Readjusting business models to cater for growing demand

Charles Phiri
Associate: Indalo Business Consulting

With the challenges that South African Airways had to deal with, one would be tempted to think that it was the only global airline that was financially distressed.

This is not the case, Kenya Airways – one of Africa’s premier airlines – faces a turnaround plan which was a condition of a financial bailout that the airline received from international funders. Japan Airways and Emirates Airlines both posted financial losses for the first time in their history and many state-owned airlines are now being sold to private investors as the momentum towards private (independently) run business models gain momentum.

Reimagine your business
For airlines, the biggest challenges is finding a way to replace what was once a very profitable stream of business. Business travel will take longer to recover. And even then, we estimate it will only likely recover to around 65% percent of pre-pandemic levels by 2025. Remote work and other flexible working arrangements are likely to remain the norm post-pandemic and people will take fewer corporate trips.

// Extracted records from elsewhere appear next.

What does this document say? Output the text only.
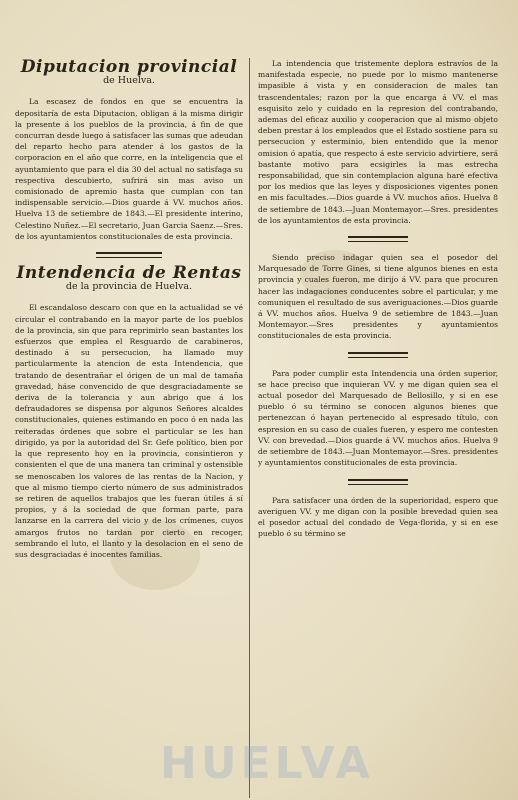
Diputacion provincial
de Huelva.

La escasez de fondos en que se encuentra la depositaría de esta Diputacion, obligan á la misma dirigir la presente á los pueblos de la provincia, á fin de que concurran desde luego á satisfacer las sumas que adeudan del reparto hecho para atender á los gastos de la corporacion en el año que corre, en la inteligencia que el ayuntamiento que para el dia 30 del actual no satisfaga su respectiva descubierto, sufrirá sin mas aviso un comisionado de apremio hasta que cumplan con tan indispensable servicio.—Dios guarde á VV. muchos años. Huelva 13 de setiembre de 1843.—El presidente interino, Celestino Nuñez.—El secretario, Juan Garcia Saenz.—Sres. de los ayuntamientos constitucionales de esta provincia.

Intendencia de Rentas
de la provincia de Huelva.

El escandaloso descaro con que en la actualidad se vé circular el contrabando en la mayor parte de los pueblos de la provincia, sin que para reprimirlo sean bastantes los esfuerzos que emplea el Resguardo de carabineros, destinado á su persecucion, ha llamado muy particularmente la atencion de esta Intendencia, que tratando de desentrañar el órigen de un mal de tamaña gravedad, háse convencido de que desgraciadamente se deriva de la tolerancia y aun abrigo que á los defraudadores se dispensa por algunos Señores alcaldes constitucionales, quienes estimando en poco ó en nada las reiteradas órdenes que sobre el particular se les han dirigido, ya por la autoridad del Sr. Gefe político, bien por la que represento hoy en la provincia, consintieron y consienten el que de una manera tan criminal y ostensible se menoscaben los valores de las rentas de la Nacion, y que al mismo tiempo cierto número de sus administrados se retiren de aquellos trabajos que les fueran útiles á sí propios, y á la sociedad de que forman parte, para lanzarse en la carrera del vicio y de los crímenes, cuyos amargos frutos no tardan por cierto en recoger, sembrando el luto, el llanto y la desolacion en el seno de sus desgraciadas é inocentes familias.

La intendencia que tristemente deplora estravíos de la manifestada especie, no puede por lo mismo mantenerse impasible á vista y en consideracion de males tan trascendentales; razon por la que encarga á VV. el mas esquisito zelo y cuidado en la represion del contrabando, ademas del eficaz auxilio y cooperacion que al mismo objeto deben prestar á los empleados que el Estado sostiene para su persecucion y esterminio, bien entendido que la menor omision ó apatía, que respecto á este servicio advirtiere, será bastante motivo para ecsigirles la mas estrecha responsabilidad, que sin contemplacion alguna haré efectiva por los medios que las leyes y disposiciones vigentes ponen en mis facultades.—Dios guarde á VV. muchos años. Huelva 8 de setiembre de 1843.—Juan Montemayor.—Sres. presidentes de los ayuntamientos de esta provincia.

Siendo preciso indagar quien sea el posedor del Marquesado de Torre Gines, si tiene algunos bienes en esta provincia y cuales fueron, me dirijo á VV. para que procuren hacer las indagaciones conducentes sobre el particular, y me comuniquen el resultado de sus averiguaciones.—Dios guarde á VV. muchos años. Huelva 9 de setiembre de 1843.—Juan Montemayor.—Sres presidentes y ayuntamientos constitucionales de esta provincia.

Para poder cumplir esta Intendencia una órden superior, se hace preciso que inquieran VV. y me digan quien sea el actual posedor del Marquesado de Bellosillo, y si en ese pueblo ó su término se conocen algunos bienes que pertenezcan ó hayan pertenecido al espresado título, con espresion en su caso de cuales fueren, y espero me contesten VV. con brevedad.—Dios guarde á VV. muchos años. Huelva 9 de setiembre de 1843.—Juan Montemayor.—Sres. presidentes y ayuntamientos constitucionales de esta provincia.

Para satisfacer una órden de la superioridad, espero que averiguen VV. y me digan con la posible brevedad quien sea el posedor actual del condado de Vega-florida, y si en ese pueblo ó su término se

HUELVA
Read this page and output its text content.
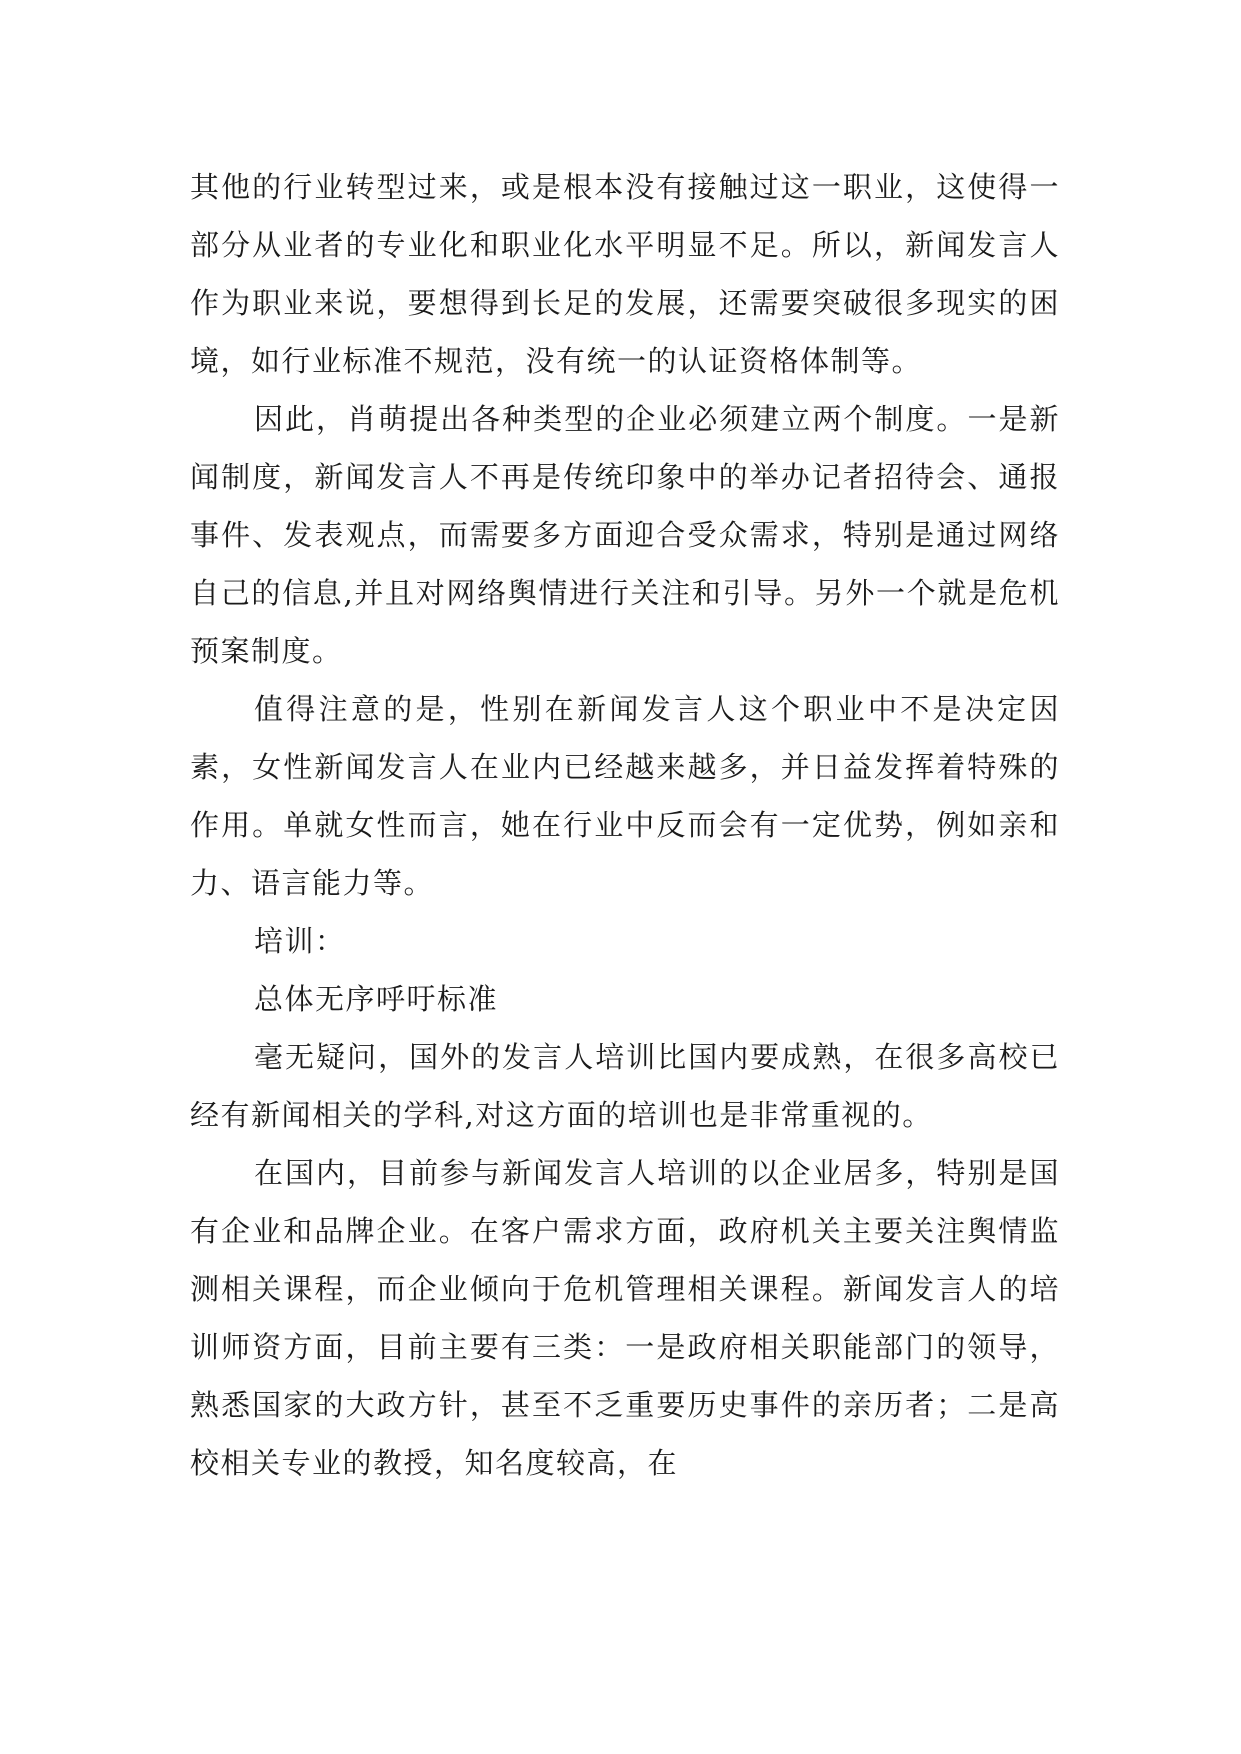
其他的行业转型过来，或是根本没有接触过这一职业，这使得一部分从业者的专业化和职业化水平明显不足。所以，新闻发言人作为职业来说，要想得到长足的发展，还需要突破很多现实的困境，如行业标准不规范，没有统一的认证资格体制等。

因此，肖萌提出各种类型的企业必须建立两个制度。一是新闻制度，新闻发言人不再是传统印象中的举办记者招待会、通报事件、发表观点，而需要多方面迎合受众需求，特别是通过网络自己的信息,并且对网络舆情进行关注和引导。另外一个就是危机预案制度。

值得注意的是，性别在新闻发言人这个职业中不是决定因素，女性新闻发言人在业内已经越来越多，并日益发挥着特殊的作用。单就女性而言，她在行业中反而会有一定优势，例如亲和力、语言能力等。

培训：

总体无序呼吁标准

毫无疑问，国外的发言人培训比国内要成熟，在很多高校已经有新闻相关的学科,对这方面的培训也是非常重视的。

在国内，目前参与新闻发言人培训的以企业居多，特别是国有企业和品牌企业。在客户需求方面，政府机关主要关注舆情监测相关课程，而企业倾向于危机管理相关课程。新闻发言人的培训师资方面，目前主要有三类：一是政府相关职能部门的领导，熟悉国家的大政方针，甚至不乏重要历史事件的亲历者；二是高校相关专业的教授，知名度较高，在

Travelling for pleasure will also depend on whether you have been vaccinated or not or whether you live in a country that is currently on a Covid-19 Restriction List.

Many airlines have turned towards adopting a hybrid model of leisure and business travel as the one revenue stream and cargo transportation as an additional revenue stream. Aircrafts that would not be filled for long haul flights on a regular basis are being converted into cargo aircrafts as the demand for global shipping increases.

Demand driven change
A recent report by the International Air Transport Association (IATA) points out that Global air cargo volumes climbed further in April amid a V-shaped economic recovery and broadly supportive conditions, and despite the lack of capacity. Indeed, industry-wide cargo tonne kilometres (CTKs) were up 12.0% in April 2021 compared to the same month in 2019. This strength partly reflects a weak month of April 2019, when the industry was affected by the US-China trade dispute.

Once a major airline in Africa Kenya airways found that it became distressed during Covid
Photo By: Kenya Airways

After stripping out fluctuations caused by seasonal patterns, air cargo displays a steep upward trend, started when strict lockdowns were lifted in May 2020. Seasonally adjusted (SA) volumes rose 4.0% month on-month in April, the highest growth rate since September 2020. SA CTKs are now around 5% higher than the pre-crisis August 2018 peak.

The strong rise in demand for transportation benefits air cargo as well as the other modes of transport such as container shipping. This increase had not been fully anticipated, and with the problems caused by insufficient capacity, COVID control measures at trade hubs and generally disrupted supply chains, is creating tensions in global trade.

African demand
Airlines based in Africa posted a fourth consecutive month of growth at or above 25% versus 2019.

Indeed in April, their international CTKs rose by 30.6% compared to April 2019. This is mostly driven by CTKs flown on routes between Asia and Africa, which have not been significantly impacted by the pandemic.

What does this mean for South Africa?
SAA is one of the oldest airlines with a market share on the continent and South Africa does possess some of the best industry skills on the continent. In terms of a gateway into Southern Africa, South Africa is well positioned to cater for the increased global demand when it comes to shipping cargo. It is a matter of readjusting business models to cater for current demand.